Possibly driving a stake through the heart of an already moribund condo industry, Fannie Mae today severely tightened its lending criteria.
From the WSJ:
The government-backed mortgage-finance company stopped guaranteeing mortgages in condo buildings where fewer than 70% of the units have been sold, up from 51%. In addition, the company won’t back loans for sales in buildings where 15% of current owners are delinquent on association fees or where more than 10% of units are owned by a single-entity.
Rest assured that very few new condo developments are going to be able to meet these hurdles in the near future. Don’t, however, jump to the conclusion that Fannie is being overly conservative at a time when aggressive lending is needed (I’ll bet we hear something like that from Barney and his cohorts over the next few days). These criteria are very close to the standards that they used to adhere to before everyone lost their collective minds. They represent responsible underwriting to my mind.
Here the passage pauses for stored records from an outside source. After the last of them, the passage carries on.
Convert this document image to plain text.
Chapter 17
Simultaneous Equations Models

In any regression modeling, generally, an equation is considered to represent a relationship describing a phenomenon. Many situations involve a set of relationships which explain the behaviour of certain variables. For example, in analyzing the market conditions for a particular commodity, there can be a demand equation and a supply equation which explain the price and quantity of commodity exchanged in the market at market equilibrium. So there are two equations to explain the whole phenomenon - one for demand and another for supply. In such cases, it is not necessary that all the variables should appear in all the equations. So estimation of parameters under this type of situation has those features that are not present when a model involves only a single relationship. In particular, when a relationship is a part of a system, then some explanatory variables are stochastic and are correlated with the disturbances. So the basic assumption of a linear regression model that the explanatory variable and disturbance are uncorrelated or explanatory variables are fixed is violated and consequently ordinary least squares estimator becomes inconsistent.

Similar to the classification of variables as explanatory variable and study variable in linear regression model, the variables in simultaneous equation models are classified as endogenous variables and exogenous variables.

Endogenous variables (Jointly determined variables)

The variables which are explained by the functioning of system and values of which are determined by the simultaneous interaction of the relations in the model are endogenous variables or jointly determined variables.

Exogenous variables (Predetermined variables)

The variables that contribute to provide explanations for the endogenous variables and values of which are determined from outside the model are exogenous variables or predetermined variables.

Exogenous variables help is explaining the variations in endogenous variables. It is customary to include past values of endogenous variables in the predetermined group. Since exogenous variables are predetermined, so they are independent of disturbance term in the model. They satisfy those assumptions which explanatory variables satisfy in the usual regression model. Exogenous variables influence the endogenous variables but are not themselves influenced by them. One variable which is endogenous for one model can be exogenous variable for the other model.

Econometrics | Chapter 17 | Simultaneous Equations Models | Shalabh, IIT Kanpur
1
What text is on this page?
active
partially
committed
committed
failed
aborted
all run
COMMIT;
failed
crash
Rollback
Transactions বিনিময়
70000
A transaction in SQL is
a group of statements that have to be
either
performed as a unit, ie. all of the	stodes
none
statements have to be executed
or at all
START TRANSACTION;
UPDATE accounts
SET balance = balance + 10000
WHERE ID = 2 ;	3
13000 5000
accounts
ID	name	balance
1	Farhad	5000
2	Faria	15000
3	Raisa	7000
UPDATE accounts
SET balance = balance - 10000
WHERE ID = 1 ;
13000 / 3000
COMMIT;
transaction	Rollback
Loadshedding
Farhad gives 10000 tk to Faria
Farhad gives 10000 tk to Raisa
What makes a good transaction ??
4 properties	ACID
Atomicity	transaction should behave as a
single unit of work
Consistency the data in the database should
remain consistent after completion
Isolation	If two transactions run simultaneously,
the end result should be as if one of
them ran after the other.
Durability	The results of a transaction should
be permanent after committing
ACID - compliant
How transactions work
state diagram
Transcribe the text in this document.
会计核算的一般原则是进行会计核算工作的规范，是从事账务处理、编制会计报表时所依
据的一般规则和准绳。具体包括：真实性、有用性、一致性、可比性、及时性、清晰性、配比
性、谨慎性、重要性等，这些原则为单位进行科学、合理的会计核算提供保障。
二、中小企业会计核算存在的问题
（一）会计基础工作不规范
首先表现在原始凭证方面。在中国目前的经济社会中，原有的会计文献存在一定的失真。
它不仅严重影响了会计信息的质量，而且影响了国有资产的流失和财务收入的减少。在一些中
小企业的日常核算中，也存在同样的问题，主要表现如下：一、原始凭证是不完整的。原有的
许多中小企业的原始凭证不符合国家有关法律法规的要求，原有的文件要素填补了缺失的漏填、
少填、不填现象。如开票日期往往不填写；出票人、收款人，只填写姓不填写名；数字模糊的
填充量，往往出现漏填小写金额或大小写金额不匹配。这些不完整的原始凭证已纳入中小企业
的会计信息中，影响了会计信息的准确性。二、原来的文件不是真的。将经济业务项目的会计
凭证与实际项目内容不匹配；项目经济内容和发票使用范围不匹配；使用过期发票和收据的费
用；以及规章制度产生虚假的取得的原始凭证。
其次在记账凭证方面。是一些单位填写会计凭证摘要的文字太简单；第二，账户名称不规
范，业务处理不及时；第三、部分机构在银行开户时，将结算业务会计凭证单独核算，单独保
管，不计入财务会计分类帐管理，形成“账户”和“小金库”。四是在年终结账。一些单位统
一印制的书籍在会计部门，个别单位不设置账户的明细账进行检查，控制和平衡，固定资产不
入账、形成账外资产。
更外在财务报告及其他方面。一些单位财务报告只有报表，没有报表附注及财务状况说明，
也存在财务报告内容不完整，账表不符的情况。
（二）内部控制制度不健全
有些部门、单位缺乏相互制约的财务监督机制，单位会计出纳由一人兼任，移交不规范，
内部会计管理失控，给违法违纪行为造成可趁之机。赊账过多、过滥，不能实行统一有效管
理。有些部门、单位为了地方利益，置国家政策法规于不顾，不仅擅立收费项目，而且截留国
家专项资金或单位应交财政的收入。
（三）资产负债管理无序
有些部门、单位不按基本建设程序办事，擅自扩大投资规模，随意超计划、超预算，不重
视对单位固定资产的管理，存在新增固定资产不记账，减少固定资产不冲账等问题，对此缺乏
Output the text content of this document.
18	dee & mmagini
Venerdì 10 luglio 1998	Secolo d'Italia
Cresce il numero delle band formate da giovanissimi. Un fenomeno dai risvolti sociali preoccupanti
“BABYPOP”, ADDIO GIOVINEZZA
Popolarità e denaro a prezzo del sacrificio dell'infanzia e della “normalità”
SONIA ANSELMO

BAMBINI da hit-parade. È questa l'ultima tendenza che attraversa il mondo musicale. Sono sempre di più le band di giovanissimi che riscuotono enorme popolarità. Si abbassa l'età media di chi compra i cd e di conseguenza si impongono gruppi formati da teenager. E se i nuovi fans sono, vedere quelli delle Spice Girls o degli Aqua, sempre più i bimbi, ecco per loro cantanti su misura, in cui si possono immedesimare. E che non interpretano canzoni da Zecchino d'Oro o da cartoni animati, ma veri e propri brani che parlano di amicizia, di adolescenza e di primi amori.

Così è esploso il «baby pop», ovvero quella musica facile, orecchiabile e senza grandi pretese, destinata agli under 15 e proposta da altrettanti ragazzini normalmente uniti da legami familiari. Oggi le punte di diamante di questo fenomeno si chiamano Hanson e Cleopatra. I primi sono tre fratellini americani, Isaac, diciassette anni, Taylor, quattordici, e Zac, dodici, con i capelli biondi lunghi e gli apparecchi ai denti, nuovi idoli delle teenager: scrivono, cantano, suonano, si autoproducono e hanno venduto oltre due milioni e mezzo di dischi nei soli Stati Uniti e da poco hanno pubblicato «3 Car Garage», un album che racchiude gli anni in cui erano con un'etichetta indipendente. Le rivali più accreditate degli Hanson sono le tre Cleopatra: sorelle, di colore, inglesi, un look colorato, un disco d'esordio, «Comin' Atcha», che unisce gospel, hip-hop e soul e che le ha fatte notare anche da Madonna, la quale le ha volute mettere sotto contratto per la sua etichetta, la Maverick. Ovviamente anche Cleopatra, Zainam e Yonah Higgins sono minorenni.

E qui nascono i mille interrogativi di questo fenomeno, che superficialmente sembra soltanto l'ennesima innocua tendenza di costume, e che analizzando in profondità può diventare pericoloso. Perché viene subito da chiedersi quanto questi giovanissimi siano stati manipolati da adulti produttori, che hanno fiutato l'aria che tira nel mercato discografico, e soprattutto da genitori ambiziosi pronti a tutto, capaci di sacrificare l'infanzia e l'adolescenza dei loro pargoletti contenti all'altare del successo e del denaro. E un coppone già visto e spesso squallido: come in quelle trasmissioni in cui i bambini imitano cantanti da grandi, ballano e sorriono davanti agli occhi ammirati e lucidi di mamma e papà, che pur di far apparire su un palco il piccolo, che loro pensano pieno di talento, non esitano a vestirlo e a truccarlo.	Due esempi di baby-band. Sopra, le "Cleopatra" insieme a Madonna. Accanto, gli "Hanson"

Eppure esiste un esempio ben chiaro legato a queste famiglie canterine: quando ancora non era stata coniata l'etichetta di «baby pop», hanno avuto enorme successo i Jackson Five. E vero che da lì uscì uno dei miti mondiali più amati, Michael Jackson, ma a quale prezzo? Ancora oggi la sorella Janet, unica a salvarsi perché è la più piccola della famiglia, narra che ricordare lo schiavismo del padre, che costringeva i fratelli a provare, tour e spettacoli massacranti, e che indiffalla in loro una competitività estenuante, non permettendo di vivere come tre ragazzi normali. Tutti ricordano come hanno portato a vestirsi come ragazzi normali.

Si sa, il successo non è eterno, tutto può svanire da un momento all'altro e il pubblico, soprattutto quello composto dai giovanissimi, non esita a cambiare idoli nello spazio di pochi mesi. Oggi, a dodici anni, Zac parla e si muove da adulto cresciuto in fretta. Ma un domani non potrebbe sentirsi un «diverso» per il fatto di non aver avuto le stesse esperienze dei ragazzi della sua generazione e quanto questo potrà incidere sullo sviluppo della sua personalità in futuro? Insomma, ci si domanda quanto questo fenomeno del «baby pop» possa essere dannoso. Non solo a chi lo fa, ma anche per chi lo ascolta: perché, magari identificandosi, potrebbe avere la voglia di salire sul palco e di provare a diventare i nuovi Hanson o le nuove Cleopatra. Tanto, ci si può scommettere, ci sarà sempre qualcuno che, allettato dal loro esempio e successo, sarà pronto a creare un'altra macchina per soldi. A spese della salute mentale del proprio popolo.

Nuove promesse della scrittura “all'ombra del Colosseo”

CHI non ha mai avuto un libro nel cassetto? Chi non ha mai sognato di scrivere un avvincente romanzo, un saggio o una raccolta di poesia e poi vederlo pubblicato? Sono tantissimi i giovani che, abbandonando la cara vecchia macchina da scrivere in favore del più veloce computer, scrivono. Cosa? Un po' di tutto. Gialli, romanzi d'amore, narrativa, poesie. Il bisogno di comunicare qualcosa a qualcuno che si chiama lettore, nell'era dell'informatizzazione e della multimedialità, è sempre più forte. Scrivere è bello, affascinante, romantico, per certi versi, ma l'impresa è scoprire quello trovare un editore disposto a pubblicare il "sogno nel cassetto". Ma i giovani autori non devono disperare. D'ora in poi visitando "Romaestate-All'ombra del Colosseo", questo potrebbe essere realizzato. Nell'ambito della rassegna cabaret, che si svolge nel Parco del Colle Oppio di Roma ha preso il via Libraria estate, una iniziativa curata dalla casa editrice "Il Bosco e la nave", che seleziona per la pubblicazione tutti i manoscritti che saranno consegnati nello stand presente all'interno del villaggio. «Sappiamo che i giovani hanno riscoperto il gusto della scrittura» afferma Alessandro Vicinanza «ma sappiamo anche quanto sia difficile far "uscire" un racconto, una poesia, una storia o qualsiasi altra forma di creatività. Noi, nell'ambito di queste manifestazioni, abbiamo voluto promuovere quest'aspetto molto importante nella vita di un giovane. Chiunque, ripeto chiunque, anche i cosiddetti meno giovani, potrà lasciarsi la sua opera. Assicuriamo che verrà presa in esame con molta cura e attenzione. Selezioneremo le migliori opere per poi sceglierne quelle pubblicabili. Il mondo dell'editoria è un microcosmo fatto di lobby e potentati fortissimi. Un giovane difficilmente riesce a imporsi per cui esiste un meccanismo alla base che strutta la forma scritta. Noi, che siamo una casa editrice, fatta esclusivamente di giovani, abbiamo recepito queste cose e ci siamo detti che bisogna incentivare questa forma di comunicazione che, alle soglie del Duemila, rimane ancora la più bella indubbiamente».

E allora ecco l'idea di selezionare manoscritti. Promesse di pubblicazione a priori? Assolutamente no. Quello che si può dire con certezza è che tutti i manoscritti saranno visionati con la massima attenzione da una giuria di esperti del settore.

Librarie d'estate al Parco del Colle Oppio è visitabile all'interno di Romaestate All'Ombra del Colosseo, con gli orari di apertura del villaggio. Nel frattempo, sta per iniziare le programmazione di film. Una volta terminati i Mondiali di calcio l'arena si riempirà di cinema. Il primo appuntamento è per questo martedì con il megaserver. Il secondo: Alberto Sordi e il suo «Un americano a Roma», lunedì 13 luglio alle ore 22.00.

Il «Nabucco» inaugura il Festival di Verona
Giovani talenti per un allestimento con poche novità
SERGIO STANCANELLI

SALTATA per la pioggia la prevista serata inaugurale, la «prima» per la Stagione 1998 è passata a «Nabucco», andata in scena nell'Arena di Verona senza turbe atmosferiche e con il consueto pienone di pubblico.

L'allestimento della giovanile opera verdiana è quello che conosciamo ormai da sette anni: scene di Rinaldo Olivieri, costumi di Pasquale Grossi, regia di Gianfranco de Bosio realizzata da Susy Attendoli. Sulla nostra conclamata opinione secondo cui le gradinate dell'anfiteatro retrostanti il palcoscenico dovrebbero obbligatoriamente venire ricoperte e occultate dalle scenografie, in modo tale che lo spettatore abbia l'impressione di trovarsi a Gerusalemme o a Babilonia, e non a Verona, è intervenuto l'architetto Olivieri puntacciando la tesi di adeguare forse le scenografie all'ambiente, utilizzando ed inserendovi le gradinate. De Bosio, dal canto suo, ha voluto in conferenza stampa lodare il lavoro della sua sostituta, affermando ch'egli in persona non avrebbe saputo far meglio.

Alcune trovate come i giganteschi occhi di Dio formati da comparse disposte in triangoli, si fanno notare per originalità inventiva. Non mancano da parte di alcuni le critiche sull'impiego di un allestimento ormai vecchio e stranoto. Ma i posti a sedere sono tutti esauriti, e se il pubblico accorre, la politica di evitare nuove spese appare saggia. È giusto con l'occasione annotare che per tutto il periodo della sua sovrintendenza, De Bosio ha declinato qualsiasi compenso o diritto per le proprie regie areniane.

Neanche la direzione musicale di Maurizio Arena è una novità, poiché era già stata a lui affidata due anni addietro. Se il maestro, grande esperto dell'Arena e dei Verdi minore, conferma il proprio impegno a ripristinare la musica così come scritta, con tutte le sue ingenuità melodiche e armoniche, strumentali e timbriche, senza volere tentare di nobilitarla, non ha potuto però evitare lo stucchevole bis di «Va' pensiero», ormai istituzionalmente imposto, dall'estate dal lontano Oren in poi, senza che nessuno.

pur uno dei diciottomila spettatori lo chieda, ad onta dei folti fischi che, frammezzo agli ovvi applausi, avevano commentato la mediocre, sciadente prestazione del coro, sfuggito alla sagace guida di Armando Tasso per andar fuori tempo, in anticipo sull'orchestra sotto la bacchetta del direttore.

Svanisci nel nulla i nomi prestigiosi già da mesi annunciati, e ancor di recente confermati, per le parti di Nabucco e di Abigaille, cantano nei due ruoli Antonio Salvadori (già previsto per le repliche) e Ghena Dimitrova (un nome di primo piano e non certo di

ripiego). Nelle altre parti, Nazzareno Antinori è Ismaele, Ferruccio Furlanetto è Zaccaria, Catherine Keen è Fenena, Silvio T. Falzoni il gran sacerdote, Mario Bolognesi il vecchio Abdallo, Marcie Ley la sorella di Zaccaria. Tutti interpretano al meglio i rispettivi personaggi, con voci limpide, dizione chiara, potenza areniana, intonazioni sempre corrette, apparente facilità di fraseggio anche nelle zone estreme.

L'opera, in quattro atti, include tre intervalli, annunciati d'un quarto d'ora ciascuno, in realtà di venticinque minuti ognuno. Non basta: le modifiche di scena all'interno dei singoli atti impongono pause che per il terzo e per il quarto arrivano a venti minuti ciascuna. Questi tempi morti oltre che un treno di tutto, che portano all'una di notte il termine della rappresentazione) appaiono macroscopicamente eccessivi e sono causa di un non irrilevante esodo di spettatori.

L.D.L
One result of this tightening might well be to spur the redevelopment of private lending. A lot of banks have a lot of money riding on the successful sales of these condo units. It may well be that it is in their best interest to make mortgage loans to the purchasers and hold them on their balance sheets. It’s a lot better alternative to having an empty building with no debt service capacity.Eventually, the loans could be sold to private investors or once the project is seasoned and within Fannie’s guidelines the owners could refinance to a conventional mortgage.
So, hope that the builders don’t log roll Congress and force Fannie to back off from a sensible position. We have to take some lumps along the way to recovery and the condo market is going in line for some of them.